Der Salat bringt Farbe ins Spiel. Kunterbunt. Aber zu der Roulade trotzdem irgendwie Fehl am Platz. Bohnen, Paradeiser, Kraut, Erdäpfel, Blätter – alles da, aber zur Roulade nicht ganz das Richtige. Schwarzwurzel-, Sellerie- oder Fisolensalat wär‘ schön gewesen, aber leider war nichts davon dabei. Zumindest die fehlende Säure vom Gurkerl ist damit gut ausgeglichen worden. Jede Sorte gut für sich mariniert. Wir haben den nicht zusammengegessen. Schade drum aber es war auch zu viel.

Der Suppentopf ist sehr in Ordnung. Auch die gerösteten Erdäpfel sind gut. Nur der Spinat: wieder sehr blass. Wir vermissen das satte Grün, wir sind das so gewohnt. Von zu Hause, von systemgastronomischen Mitbewerbern und überall. Nur im Renner gibt’s mehr Creme als Spinat. Der Spinat hat seine Konsistenz verloren beim Pürieren. Was ja noch in Ordnung wäre. Nur ist da auch mehr Mehl, Butter und Milch oder Obers im Einsatz gewesen, die haben da eindeutig die Hauptrolle gespielt. Das bisschen Grün auch nicht blanchiert und beim Erwärmen verliert der dann noch mehr Farbe. Fazit: Zu wenig Spinat.

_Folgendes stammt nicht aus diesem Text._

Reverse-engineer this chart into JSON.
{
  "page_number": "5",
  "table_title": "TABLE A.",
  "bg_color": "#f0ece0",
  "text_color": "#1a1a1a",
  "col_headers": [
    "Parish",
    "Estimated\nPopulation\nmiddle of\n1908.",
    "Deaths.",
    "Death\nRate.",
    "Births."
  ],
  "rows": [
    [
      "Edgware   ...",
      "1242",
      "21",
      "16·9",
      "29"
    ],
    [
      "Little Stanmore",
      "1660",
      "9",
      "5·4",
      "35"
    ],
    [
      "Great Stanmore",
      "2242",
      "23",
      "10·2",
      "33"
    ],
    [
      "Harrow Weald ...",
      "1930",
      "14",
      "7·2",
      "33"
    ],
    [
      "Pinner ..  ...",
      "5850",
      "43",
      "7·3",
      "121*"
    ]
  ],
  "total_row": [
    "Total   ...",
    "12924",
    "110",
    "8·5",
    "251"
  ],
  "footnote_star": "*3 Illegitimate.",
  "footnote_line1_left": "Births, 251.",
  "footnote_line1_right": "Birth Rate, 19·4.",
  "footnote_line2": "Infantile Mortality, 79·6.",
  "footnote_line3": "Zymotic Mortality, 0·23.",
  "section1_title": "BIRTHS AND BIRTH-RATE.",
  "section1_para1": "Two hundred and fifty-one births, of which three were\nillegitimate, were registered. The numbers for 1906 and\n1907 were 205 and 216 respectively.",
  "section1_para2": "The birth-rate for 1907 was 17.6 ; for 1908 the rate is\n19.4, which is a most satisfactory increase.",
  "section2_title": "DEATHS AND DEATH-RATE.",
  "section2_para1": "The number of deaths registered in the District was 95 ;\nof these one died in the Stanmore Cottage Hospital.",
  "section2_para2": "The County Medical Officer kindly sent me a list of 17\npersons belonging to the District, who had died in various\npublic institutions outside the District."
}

Und der Renner ist kein Gemüsebauer. Unspektakuläre Gerichte. Doch nicht ganz neuzeitlich. Vielleicht will man das dort auch einfach nicht sein. Auch in Ordnung. Wir haben eigentlich kein Gericht gefunden, das uns zum Wiederkommen motiviert. Nur vielleicht: die Desserts. Klingen sehr gut. Da darf’s für uns auch gern klassisch bleiben. Vielleicht kommen wir noch einmal im Frühling/Sommer in den Garten, wo sicher kein Gemüse wächst.
Hilfreich13Gefällt mir11Kommentieren
16 Kommentare·Zeige alle Kommentare

Na gut ich bin halt kein richtiger "Brotvernichter", aber dafür "Rindfleischliebhaber". Wenn ich wüßte, wo es in Wien besseres Rindfleisch (z.B. Tafelspitz) gibt . . . aber bis dahin gehe ich gerne (besonders in der Garten-Zeit) zum Renner.

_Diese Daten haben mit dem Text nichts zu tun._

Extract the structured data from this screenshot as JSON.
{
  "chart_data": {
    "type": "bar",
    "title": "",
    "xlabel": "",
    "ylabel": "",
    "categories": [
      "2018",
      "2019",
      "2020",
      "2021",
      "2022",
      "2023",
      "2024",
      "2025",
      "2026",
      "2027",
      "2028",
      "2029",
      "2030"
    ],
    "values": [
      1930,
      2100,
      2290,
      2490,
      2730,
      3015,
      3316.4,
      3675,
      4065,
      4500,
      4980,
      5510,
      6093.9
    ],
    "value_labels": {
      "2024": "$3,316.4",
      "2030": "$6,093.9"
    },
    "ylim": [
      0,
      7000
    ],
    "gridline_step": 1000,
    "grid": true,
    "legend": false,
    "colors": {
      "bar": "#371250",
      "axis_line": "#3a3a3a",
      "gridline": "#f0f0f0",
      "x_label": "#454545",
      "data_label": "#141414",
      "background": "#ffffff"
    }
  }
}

31. Mär 2017, 13:36·Gefällt mir

Einige der großen Speisen kann man bei normalem Appetit ohne Weiteres zu zweit essen.

21. Nov 2015, 08:26·Gefällt mir

@seb, für 1190 sind die Preise gemäßigt.......

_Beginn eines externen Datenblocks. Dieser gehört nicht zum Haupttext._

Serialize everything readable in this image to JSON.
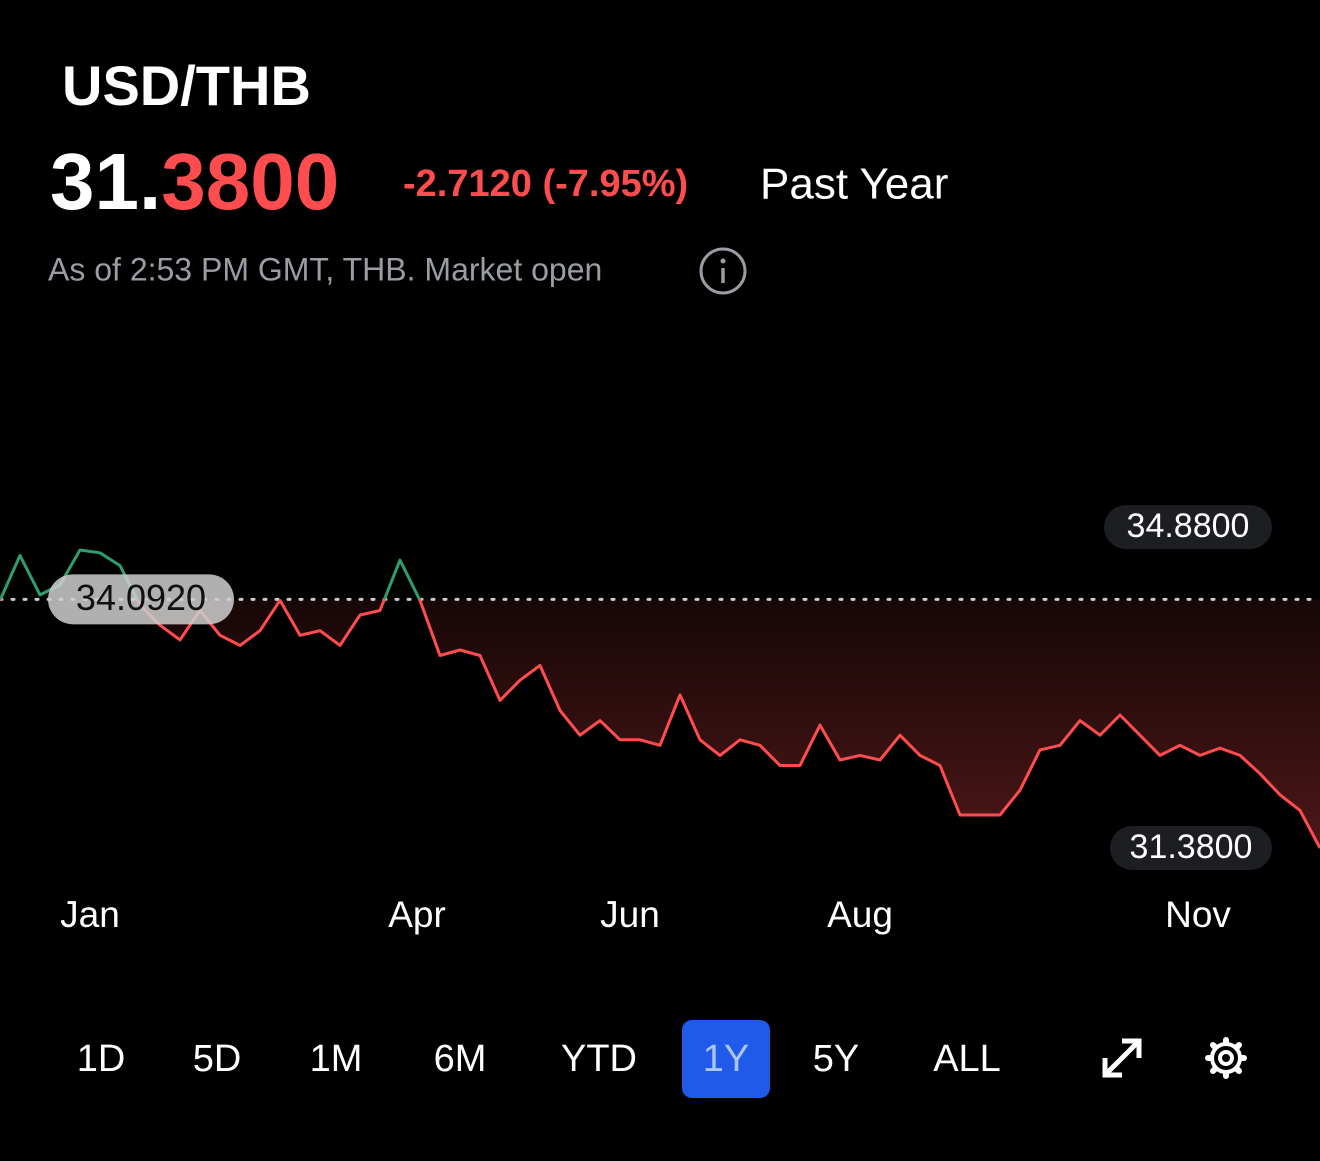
{
  "header": {
    "title": "USD/THB",
    "price_int": "31.",
    "price_dec": "3800",
    "change": "-2.7120 (-7.95%)",
    "period": "Past Year",
    "status": "As of 2:53 PM GMT, THB. Market open"
  },
  "chart_data": {
    "type": "line",
    "values": [
      34.08,
      34.57,
      34.14,
      34.25,
      34.63,
      34.6,
      34.46,
      34.03,
      33.81,
      33.65,
      33.97,
      33.7,
      33.59,
      33.75,
      34.08,
      33.7,
      33.75,
      33.59,
      33.92,
      33.97,
      34.52,
      34.08,
      33.48,
      33.54,
      33.48,
      32.99,
      33.21,
      33.37,
      32.88,
      32.61,
      32.77,
      32.56,
      32.56,
      32.5,
      33.05,
      32.56,
      32.39,
      32.56,
      32.5,
      32.28,
      32.28,
      32.72,
      32.34,
      32.39,
      32.34,
      32.61,
      32.39,
      32.28,
      31.74,
      31.74,
      31.74,
      32.01,
      32.45,
      32.5,
      32.77,
      32.61,
      32.83,
      32.61,
      32.39,
      32.5,
      32.39,
      32.47,
      32.39,
      32.19,
      31.96,
      31.79,
      31.38
    ],
    "ylim": [
      31.38,
      34.99
    ],
    "yticks": [
      {
        "value": 34.88,
        "label": "34.8800"
      },
      {
        "value": 31.38,
        "label": "31.3800"
      }
    ],
    "baseline": {
      "value": 34.092,
      "label": "34.0920"
    },
    "xticks": [
      {
        "value": 4.5,
        "label": "Jan"
      },
      {
        "value": 20.85,
        "label": "Apr"
      },
      {
        "value": 31.5,
        "label": "Jun"
      },
      {
        "value": 43,
        "label": "Aug"
      },
      {
        "value": 59.9,
        "label": "Nov"
      }
    ],
    "up_color": "#2e9e6e",
    "down_color": "#ff4d4f"
  },
  "ranges": [
    "1D",
    "5D",
    "1M",
    "6M",
    "YTD",
    "1Y",
    "5Y",
    "ALL"
  ],
  "selected_range": 5
}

20. Nov 2015, 17:41·Gefällt mir

Gemäßigte Preise? Beim Renner?

20. Nov 2015, 15:49·Gefällt mir

Süßer Senf? Bitte gebt mir den Gnadenschuss!!!

4. Mai 2015, 23:03·Gefällt mir1

Süßer Senf, Zwiebel, Gurkerl, Karotte, Speck... Nix Röhre sondern nach dem Anbraten raus, Wurzelgemüse rein, pürieren und dann Rouladen wieder rein und fertig dünsten...

4. Mai 2015, 21:36·Gefällt mir

Ich bestreiche mit scharfem Senf, dann kommen ganz klein gehackte Zwiebel- und Gurkenstückchen, einige ganz dünn geschnittene Karottenstreifchen und hauchdünne Streifen von gelber Rübe dazu. Einrollen, mit Küchenschnur umwickeln und ab in die Röhre. Dazu gibt es meist Dralli (kleine Spiralen).

13. Apr 2015, 17:31·Gefällt mir

Meine Wurzeln liegen auch anderswo. Mutti's Rouladen hatten Gurkerl in sich. Wird aber wohl wirklich an den jeweiligen Regionen liegen.

13. Apr 2015, 10:39·Gefällt mir

Das ist eine regionale Sache (bin kein Urwiener ;-) ). In die Rindsrouladen, die es zu Hause gab, kamen Senf, Zwiebel und Speckwürfel (nicht durchzogen), sonst nichts.

13. Apr 2015, 10:25·Gefällt mir

@bertl: Essiggurkerl gehören m.E. in die klassische Rindsroulade schon rein.